Sunday, July 27, 2008

Chamber Music & Norman Dello Joio

 Norman Dello Joio
I  n the cool of the night time
The clocks pick off the points
And the mainsprings loosen.
They will need winding
One of these days.
Rabelais, in red boards—
Walt Whitman in green,
Hugo in ten-cent paper covers:
Here they stand on shelves
In the cool of the night time
And there is nothing
To be said against them...”
  —  Carl Sandburg, ‘Cornhuskers’, 1918 (one of the texts/epigrams for Dello Joio’s 1940 ‘Suite for Piano’, premiered at Carnegie Hall on 09-MAR-1941).
The lyricism of Norman Dello Joio, who died last week at age 95 on 24-JUL, is treasured by all who have performed or listened to his works.

In 1939, he received a scholarship to Juilliard, where he studied composition with Bernard Wagenaar. And in 1941 he began studying with Paul Hindemith, who encouraged him to follow his own lyrical inclinations, instead of pursuing atonal or 12-tone systems. By the late 40s, he was highly-regarded among American composers and prolific in a variety of genres, especially choral music. He served on the faculty at Sarah Lawrence College in the late 40s, and later at Mannes College of Music. He was professor and dean at Boston University until retiring in 1978, when he moved to Long Island. Throughout his career he was devoted to music education, and his ‘Comprehensive Musicianship’ pedagogical materials and advocacy helped to guide and calibrate subsequent generations of authors/composers of curricula, method books and etudes.
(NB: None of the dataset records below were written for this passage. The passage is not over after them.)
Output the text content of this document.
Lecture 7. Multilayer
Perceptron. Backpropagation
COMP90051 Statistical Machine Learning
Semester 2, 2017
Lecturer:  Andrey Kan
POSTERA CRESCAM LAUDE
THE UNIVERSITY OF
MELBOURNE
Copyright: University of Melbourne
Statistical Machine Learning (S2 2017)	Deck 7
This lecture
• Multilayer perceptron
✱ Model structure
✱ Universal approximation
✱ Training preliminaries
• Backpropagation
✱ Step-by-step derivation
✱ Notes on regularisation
Here are some of his chamber music pieces.
  • Piano Trio, 1937
  • Suite for Piano (Sandburg’s Phrases), 1940
  • Sextet for Three Recorders & String Trio, 1944
  • Duo Concertato for Cello & Piano, 1945
  • Sonata No. 1 for Piano, 1947
  • Sonata No. 2 for Piano, 1948
  • Sonata No. 3 for Piano, 1948
  • Trio for Flute, Cello & Piano, 1948
  • Fantasia on a Gregorian Theme for Violin & Piano, 1949
  • Variations and Capriccio for Violin & Piano, 1949
  • Nocturne in E for Piano, 1950
  • Nocturne in F-sharp for Piano, 1950
  • Aria and Toccata for Two Pianos, 1955
  • Colloquies for Violin & Piano, 1964
  • Bagatelles for Harp, 1969
  • Capriccio on the Interval of a Second for piano, 1969
  • Three Essays for Clarinet & Piano, 1974
  • Lyric Fantasies for Viola and String Quintet, 1975
  • Sonata for Trumpet and Piano, 1980
  • Concert Variants for Piano, 1983




[Dello Joio, ‘Trio for Flute, Cello & Piano’, 1948]
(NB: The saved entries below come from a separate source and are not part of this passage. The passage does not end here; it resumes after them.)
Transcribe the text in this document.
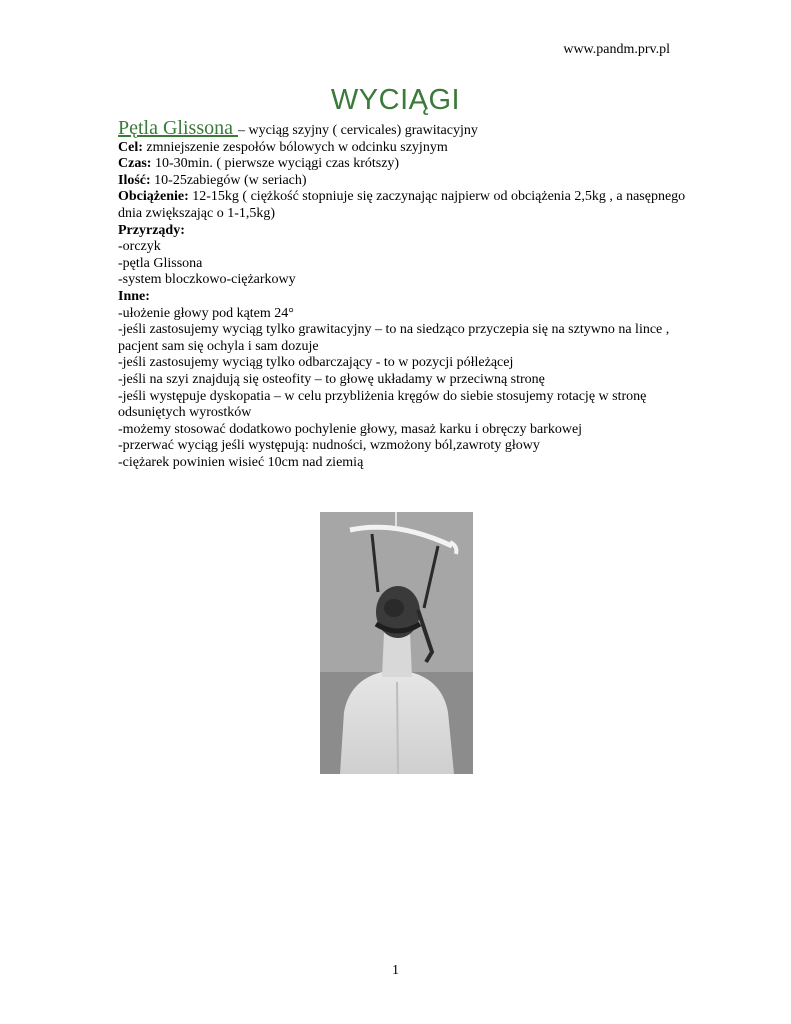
www.pandm.prv.pl
WYCIĄGI

Pętla Glissona – wyciąg szyjny ( cervicales) grawitacyjny

Cel: zmniejszenie zespołów bólowych w odcinku szyjnym

Czas: 10-30min. ( pierwsze wyciągi czas krótszy)

Ilość: 10-25zabiegów (w seriach)

Obciążenie: 12-15kg ( ciężkość stopniuje się zaczynając najpierw od obciążenia 2,5kg , a nasępnego dnia zwiększając o 1-1,5kg)

Przyrządy:

-orczyk

-pętla Glissona

-system bloczkowo-ciężarkowy

Inne:

-ułożenie głowy pod kątem 24°

-jeśli zastosujemy wyciąg tylko grawitacyjny – to na siedząco przyczepia się na sztywno na lince , pacjent sam się ochyla i sam dozuje

-jeśli zastosujemy wyciąg tylko odbarczający - to w pozycji półleżącej

-jeśli na szyi znajdują się osteofity – to głowę układamy w przeciwną stronę

-jeśli występuje dyskopatia – w celu przybliżenia kręgów do siebie stosujemy rotację w stronę odsuniętych wyrostków

-możemy stosować dodatkowo pochylenie głowy, masaż karku i obręczy barkowej

-przerwać wyciąg jeśli występują: nudności, wzmożony ból,zawroty głowy

-ciężarek powinien wisieć 10cm nad ziemią

1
 Dello Joio, Concert Variants for Piano, 1983, mm. 6 - 11
Norman’s open harmonies and engaging writing style somehow fit well with the often-weighty subject matter of his compositions. It’s unfortunate that in recent years many of these pieces have not been more frequently performed and recorded. Although not warhorses for sheer technical virtuosic display, they present the performer with challenges of a different sort—conveying depth/complexity of emotion through phrasing and thoughtful gesture. These pieces have great expressive potential, and deserve to be included more often in the chamber music repertoire.





[Dello Joio, ‘Piano Sonata No. 3’, 1948]

 Dello Joio, Piano Sonata No. 3, 1948, mm. 8 - 15
Although sight-singing, keyboard harmony, theory, and so on, are part of development of musicianship, Dello Joio’s emphasis and major concern focused on those skills that are mainly cognitive—that is, music concepts and interpretive and analytical skills that are not predominantly developed through psychomotor (performance) drill. By nature he was opposed to performance-practice ‘tricks’, and he was impervious to the seductions of celebrity and technical virtuosity that have attained such popular cachet in recent years. Dello Joio’s traditional artistic values and teaching—and his compositions—are and will remain important guides for us going forward.

N  orman Dello Joio is outstanding for an outgoing directness of expression and simplicity of manner ... which have an intentionally broad appeal. A strong melodic vein; a rhythmic vitality; a relatively restrained harmonic vocabulary; an infectious brio and freshness of invention—these are among the earmarks of his style. Inseparable from this style is Dello Joio’s conviction—resembling almost an ethical attitude—that his music should communicate with a broad, contemporary public——not merely with an alert avant garde, not with a few fellow composers, not with some hypothetical future public.”
  —  Edward Downes, The music of Norman Dello Joio. The Musical Quarterly 1962; 48:149-72.